Uroda

Zima to niezwykle wymagający czas. Pierwszy śnieg, pogoń za prezentami i przygotowania do świąt, wszystko to sprawia, że często zapominamy o odpowiedniej pielęgnacji naszych włosów. A w tym wyjątkowym okresie powinniśmy zwrócić na to szczególną uwagę.

Zimą szczególnie jesteśmy narażeni na zmiany temperatury. Większość dnia spędzamy w ogrzewanych pomieszczeniach w około 25 stopniach, jednak gdy wychodzimy na dwór zderzamy się z falą mrozu, który czasem osiąga nawet -15 stopni. To nieprzyjemne zimno, które odczuwamy, odczuwają także nasze włosy, a w zasadzie ich cebulki. To przez to stają się łamliwe i pozbawione nawilżenia, a w efekcie elektryzują się niemal od każdego dotknięcia.

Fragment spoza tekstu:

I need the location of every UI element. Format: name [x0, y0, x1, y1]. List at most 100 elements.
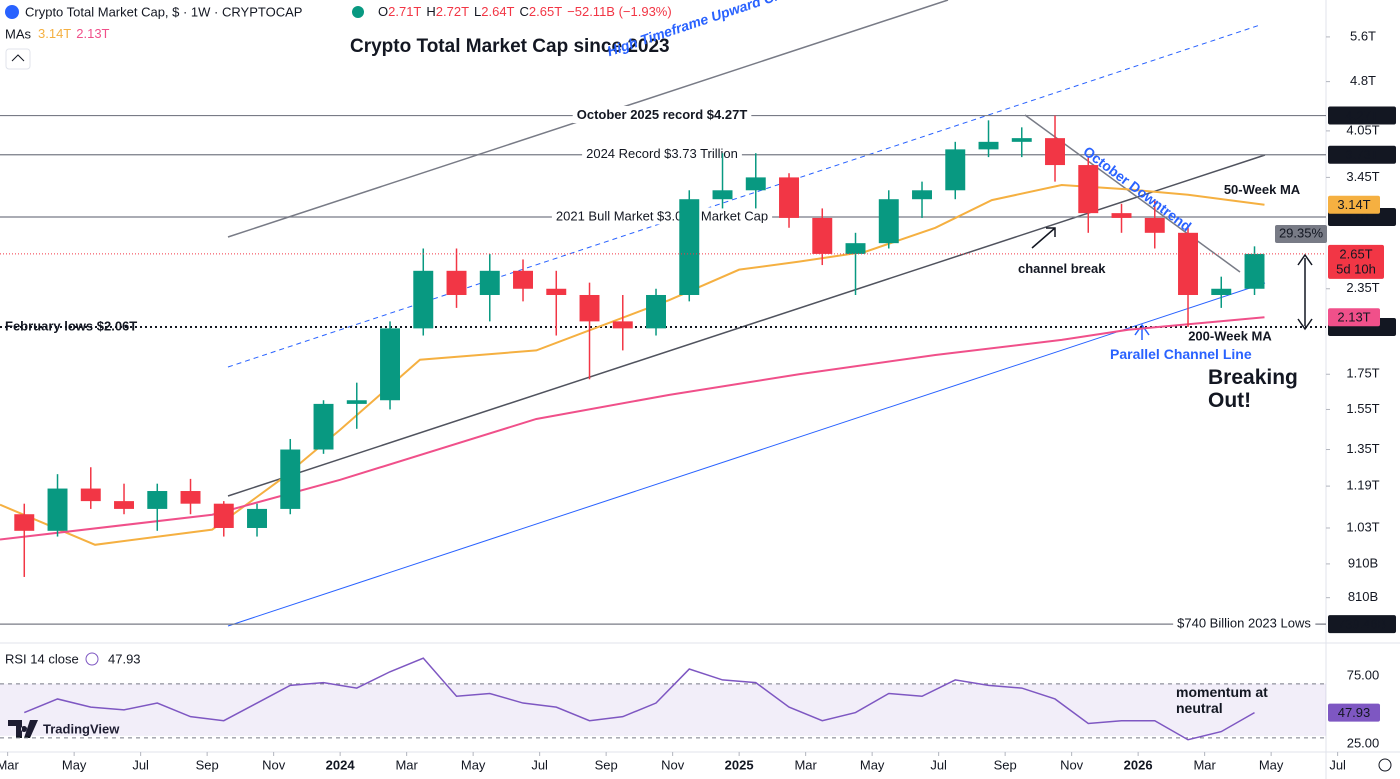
ma-name: 200-Week MA — [1188, 329, 1272, 344]
rsi-legend-value: 47.93 — [108, 651, 141, 666]
ohlc-value: 2.72T — [436, 4, 469, 19]
y-tick-label: 4.05T — [1346, 122, 1379, 137]
chart-title: Crypto Total Market Cap since 2023 — [350, 36, 670, 57]
x-tick-label: 2026 — [1124, 757, 1153, 772]
candle-body — [1078, 165, 1099, 214]
candle-body — [679, 199, 700, 295]
candle-body — [712, 190, 733, 200]
symbol-title: Crypto Total Market Cap, $ · 1W · CRYPTO… — [25, 4, 302, 19]
x-tick-label: 2024 — [326, 757, 356, 772]
candle-body — [280, 449, 301, 509]
moving-average — [0, 184, 1265, 546]
candle-body — [812, 217, 833, 254]
level-price-label: 3.73T — [1345, 147, 1378, 162]
candle-body — [114, 501, 134, 509]
settings-icon[interactable] — [1378, 758, 1392, 772]
level-text: October 2025 record $4.27T — [577, 107, 748, 122]
candle-body — [912, 190, 932, 200]
logo-text: TradingView — [43, 721, 120, 736]
channel-lower — [227, 282, 1266, 627]
level-price-box — [1328, 615, 1396, 634]
candle-body — [413, 270, 434, 329]
x-tick-label: Sep — [595, 757, 618, 772]
logo-icon — [8, 720, 38, 738]
ohlc-key: L — [474, 4, 481, 19]
x-tick-label: Nov — [262, 757, 286, 772]
x-tick-label: Nov — [1060, 757, 1084, 772]
candle-body — [180, 491, 201, 504]
ma-legend: 3.14T 2.13T — [38, 26, 110, 41]
y-tick-label: 1.75T — [1346, 366, 1379, 381]
candle-body — [1111, 213, 1132, 218]
measure-arrowheads — [1297, 253, 1313, 331]
candle-body — [147, 491, 168, 509]
candle-body — [479, 270, 500, 295]
x-tick-label: Sep — [196, 757, 219, 772]
status-dot — [352, 6, 364, 18]
rsi-tick-label: 25.00 — [1347, 735, 1380, 750]
ma-legend-value: 2.13T — [76, 26, 109, 41]
candle-body — [1144, 217, 1165, 233]
level-text: 2024 Record $3.73 Trillion — [586, 146, 738, 161]
channel-mid — [227, 154, 1266, 497]
ohlc-key: O — [378, 4, 388, 19]
y-tick-label: 810B — [1348, 589, 1378, 604]
candle-body — [612, 321, 633, 329]
candle-body — [446, 270, 467, 295]
candle-body — [14, 514, 35, 531]
candle-body — [1178, 232, 1198, 295]
rsi-icon — [85, 652, 99, 666]
level-text-bg — [582, 145, 742, 163]
candle-body — [579, 294, 600, 322]
x-tick-label: Jul — [1329, 757, 1346, 772]
x-tick-label: Jul — [930, 757, 947, 772]
y-tick-label: 1.03T — [1346, 519, 1379, 534]
price-box — [1328, 244, 1384, 279]
level-text: February lows $2.06T — [5, 318, 137, 333]
price-label: 2.65T — [1339, 246, 1372, 261]
level-price-box — [1328, 106, 1396, 125]
parallel-label: Parallel Channel Line — [1110, 346, 1252, 362]
ohlc-value: 2.65T — [529, 4, 562, 19]
candle-body — [546, 288, 567, 295]
rsi-value-box — [1328, 703, 1380, 722]
level-text: $740 Billion 2023 Lows — [1177, 616, 1311, 631]
candle-body — [1244, 253, 1265, 289]
y-tick-label: 3.45T — [1346, 169, 1379, 184]
x-tick-label: May — [461, 757, 486, 772]
candle-body — [247, 508, 267, 528]
rsi-tick-label: 75.00 — [1347, 667, 1380, 682]
level-text-bg — [572, 105, 752, 123]
ma-price-label: 2.13T — [1337, 310, 1370, 325]
candle-body — [80, 488, 101, 502]
x-tick-label: Sep — [994, 757, 1017, 772]
symbol-icon — [5, 5, 19, 19]
countdown-label: 5d 10h — [1336, 261, 1376, 276]
breakout-label: Breaking Out! — [1208, 366, 1298, 412]
level-text: 2021 Bull Market $3.01T Market Cap — [556, 208, 768, 223]
candle-body — [346, 400, 367, 404]
ohlc-key: H — [426, 4, 435, 19]
candle-body — [213, 503, 234, 528]
measure-label: 29.35% — [1279, 225, 1324, 240]
rsi-line — [23, 657, 1255, 741]
candle-body — [845, 243, 866, 254]
candle-body — [878, 199, 899, 244]
y-tick-label: 1.19T — [1346, 478, 1379, 493]
x-tick-label: 2025 — [725, 757, 754, 772]
x-tick-label: Mar — [1193, 757, 1216, 772]
x-tick-label: May — [1259, 757, 1284, 772]
y-tick-label: 1.55T — [1346, 401, 1379, 416]
collapse-button[interactable] — [5, 48, 31, 70]
break-arrow — [1031, 227, 1056, 249]
ma-price-box — [1328, 308, 1380, 327]
y-tick-label: 5.6T — [1350, 28, 1376, 43]
candle-body — [513, 270, 533, 289]
level-price-box — [1328, 145, 1396, 164]
candle-body — [380, 328, 400, 401]
y-tick-label: 2.35T — [1346, 280, 1379, 295]
candle-body — [978, 141, 999, 150]
ma-legend-value: 3.14T — [38, 26, 71, 41]
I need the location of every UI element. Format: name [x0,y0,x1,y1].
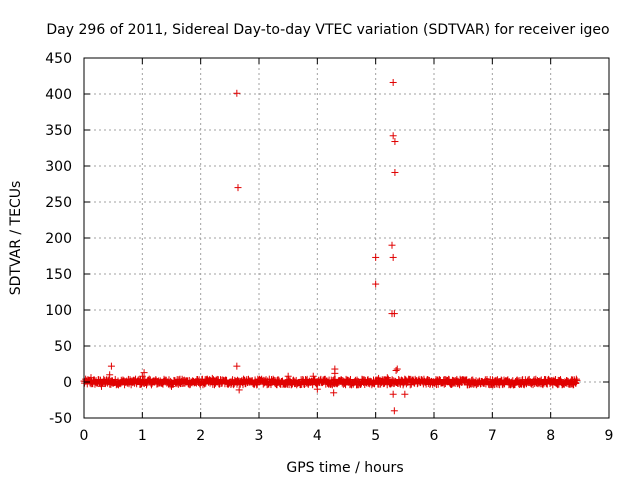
data-point [233,362,241,370]
y-tick-label: 400 [45,87,72,103]
data-point [388,241,396,249]
y-tick-label: 100 [45,303,72,319]
x-tick-label: 5 [371,428,380,444]
x-tick-label: 7 [488,428,497,444]
x-tick-label: 1 [138,428,147,444]
data-point [375,374,383,382]
y-tick-label: 250 [45,195,72,211]
grid-lines [84,58,609,418]
data-point [572,379,580,387]
data-point [87,374,95,382]
data-point [107,362,115,370]
data-point [140,369,148,377]
data-point [210,381,218,389]
data-point [389,78,397,86]
data-point [196,379,204,387]
data-point [331,369,339,377]
data-point [556,376,564,384]
x-tick-label: 8 [546,428,555,444]
x-tick-label: 0 [80,428,89,444]
data-points [80,78,581,415]
data-point [168,382,175,390]
x-tick-label: 9 [605,428,614,444]
data-point [330,389,338,397]
data-point [391,168,399,176]
y-tick-label: 0 [63,375,72,391]
axis-ticks: 0 1 2 3 4 5 6 7 8 9 -50 0 50 100 150 200 250 300 350 400 450 [45,51,613,444]
x-tick-label: 3 [255,428,264,444]
data-point [390,310,398,318]
data-point [391,138,399,146]
y-tick-label: -50 [49,411,72,427]
data-point [445,376,453,384]
data-point [234,184,242,192]
x-tick-label: 2 [196,428,205,444]
y-tick-label: 300 [45,159,72,175]
data-point [235,386,243,394]
data-point [98,382,105,390]
x-axis-label: GPS time / hours [286,460,403,476]
chart-title: Day 296 of 2011, Sidereal Day-to-day VTE… [46,22,609,38]
data-point [389,390,397,398]
y-tick-label: 200 [45,231,72,247]
data-point [233,89,241,97]
x-tick-label: 6 [430,428,439,444]
data-point [372,280,380,288]
data-point [389,132,397,140]
data-point [406,381,414,389]
data-point [573,376,581,384]
y-axis-label: SDTVAR / TECUs [8,181,24,296]
x-tick-label: 4 [313,428,322,444]
data-point [572,375,580,383]
y-tick-label: 450 [45,51,72,67]
data-point [383,374,391,382]
data-point [401,390,409,398]
data-point [393,365,401,373]
data-point [284,372,292,380]
data-point [392,366,400,374]
data-point [390,407,398,415]
data-point [384,375,392,383]
data-point [313,385,321,393]
data-point [389,253,397,261]
data-point [372,253,380,261]
data-point [309,372,317,380]
y-tick-label: 50 [54,339,72,355]
data-point [208,374,216,382]
data-point [106,371,114,379]
y-tick-label: 150 [45,267,72,283]
data-point [138,372,146,380]
y-tick-label: 350 [45,123,72,139]
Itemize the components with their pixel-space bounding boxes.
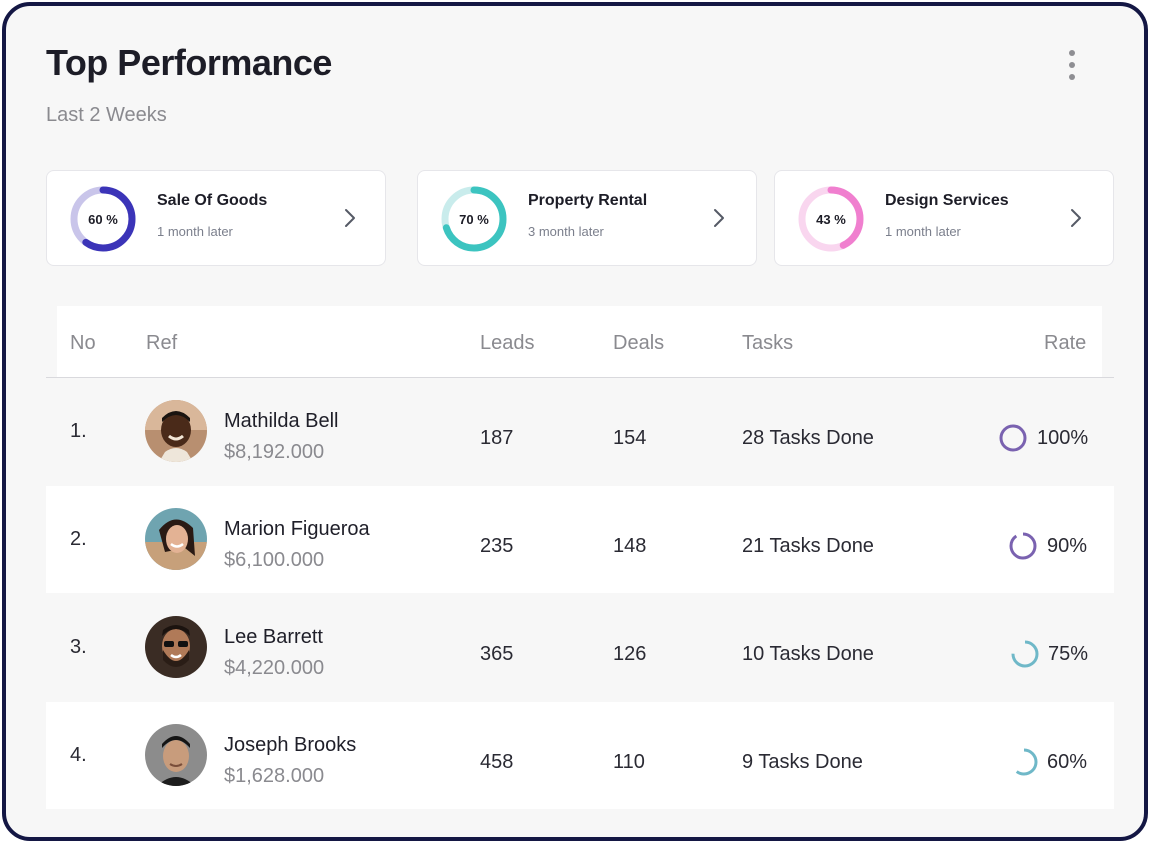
column-header-no: No bbox=[70, 332, 96, 354]
rate-value: 60% bbox=[1047, 751, 1088, 773]
tasks-value: 9 Tasks Done bbox=[742, 751, 863, 773]
deals-value: 148 bbox=[613, 535, 647, 557]
column-header-tasks: Tasks bbox=[742, 332, 794, 354]
table-row[interactable]: 4. Joseph Brooks $1,628.000 458 110 9 Ta… bbox=[46, 702, 1114, 809]
menu-dot bbox=[1069, 50, 1075, 56]
person-amount: $4,220.000 bbox=[224, 657, 325, 679]
deals-value: 126 bbox=[613, 643, 647, 665]
table-row[interactable]: 1. Mathilda Bell $8,192.000 187 154 28 T… bbox=[46, 378, 1114, 485]
row-number: 1. bbox=[70, 420, 87, 442]
card-title: Design Services bbox=[885, 192, 1009, 209]
person-amount: $1,628.000 bbox=[224, 765, 325, 787]
person-amount: $6,100.000 bbox=[224, 549, 325, 571]
donut-percent-label: 70 % bbox=[459, 212, 489, 227]
row-number: 2. bbox=[70, 528, 87, 550]
row-number: 4. bbox=[70, 744, 87, 766]
menu-dot bbox=[1069, 74, 1075, 80]
person-name: Lee Barrett bbox=[224, 626, 323, 648]
rate-value: 90% bbox=[1047, 535, 1088, 557]
leads-value: 458 bbox=[480, 751, 514, 773]
avatar bbox=[145, 508, 207, 570]
tasks-value: 28 Tasks Done bbox=[742, 427, 874, 449]
leads-value: 365 bbox=[480, 643, 514, 665]
card-title: Sale Of Goods bbox=[157, 192, 268, 209]
leads-value: 235 bbox=[480, 535, 514, 557]
deals-value: 154 bbox=[613, 427, 647, 449]
card-subtitle: 3 month later bbox=[528, 224, 604, 239]
progress-donut: 43 % bbox=[798, 186, 864, 252]
card-sale-of-goods[interactable]: 60 % Sale Of Goods 1 month later bbox=[46, 170, 386, 266]
rate-value: 100% bbox=[1037, 427, 1089, 449]
rate-progress-ring bbox=[1010, 748, 1038, 776]
menu-dot bbox=[1069, 62, 1075, 68]
progress-donut: 70 % bbox=[441, 186, 507, 252]
chevron-right-icon[interactable] bbox=[1069, 207, 1083, 229]
column-header-deals: Deals bbox=[613, 332, 665, 354]
rate-value: 75% bbox=[1048, 643, 1089, 665]
person-name: Joseph Brooks bbox=[224, 734, 357, 756]
table-header-divider bbox=[46, 377, 1114, 378]
chevron-right-icon[interactable] bbox=[343, 207, 357, 229]
page-title: Top Performance bbox=[46, 42, 332, 83]
table-header bbox=[57, 306, 1102, 378]
column-header-leads: Leads bbox=[480, 332, 535, 354]
table-row[interactable]: 3. Lee Barrett $4,220.000 365 126 10 Tas… bbox=[46, 594, 1114, 701]
page-subtitle: Last 2 Weeks bbox=[46, 104, 167, 126]
rate-progress-ring bbox=[999, 424, 1027, 452]
avatar bbox=[145, 616, 207, 678]
rate-progress-ring bbox=[1011, 640, 1039, 668]
donut-percent-label: 60 % bbox=[88, 212, 118, 227]
chevron-right-icon[interactable] bbox=[712, 207, 726, 229]
card-subtitle: 1 month later bbox=[157, 224, 233, 239]
card-title: Property Rental bbox=[528, 192, 648, 209]
tasks-value: 21 Tasks Done bbox=[742, 535, 874, 557]
avatar bbox=[145, 400, 207, 462]
card-property-rental[interactable]: 70 % Property Rental 3 month later bbox=[417, 170, 757, 266]
row-number: 3. bbox=[70, 636, 87, 658]
deals-value: 110 bbox=[613, 751, 645, 773]
column-header-rate: Rate bbox=[1044, 332, 1087, 354]
tasks-value: 10 Tasks Done bbox=[742, 643, 874, 665]
donut-percent-label: 43 % bbox=[816, 212, 846, 227]
column-header-ref: Ref bbox=[146, 332, 178, 354]
progress-donut: 60 % bbox=[70, 186, 136, 252]
person-name: Marion Figueroa bbox=[224, 518, 370, 540]
rate-progress-ring bbox=[1009, 532, 1037, 560]
avatar bbox=[145, 724, 207, 786]
leads-value: 187 bbox=[480, 427, 514, 449]
card-design-services[interactable]: 43 % Design Services 1 month later bbox=[774, 170, 1114, 266]
table-row[interactable]: 2. Marion Figueroa $6,100.000 235 148 21… bbox=[46, 486, 1114, 593]
more-vertical-icon[interactable] bbox=[1062, 50, 1082, 80]
person-name: Mathilda Bell bbox=[224, 410, 339, 432]
person-amount: $8,192.000 bbox=[224, 441, 325, 463]
card-subtitle: 1 month later bbox=[885, 224, 961, 239]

Skóra głowy jest dość mocno ukrwiona. Jeśli przemarznie, a z nią cebulki, to włosy mogą zacząć wypadać. Aby się przed tym uchronić, wystarczy zawsze pamiętać o czapce lub innym nakryciu głowy. Najlepiej sprawdzi się takie wykonane z wełny lub materiałów niesyntetycznych, ponieważ będzie dobrze przepuszczać powietrze i zapewni włosom odpowiednie natlenienie.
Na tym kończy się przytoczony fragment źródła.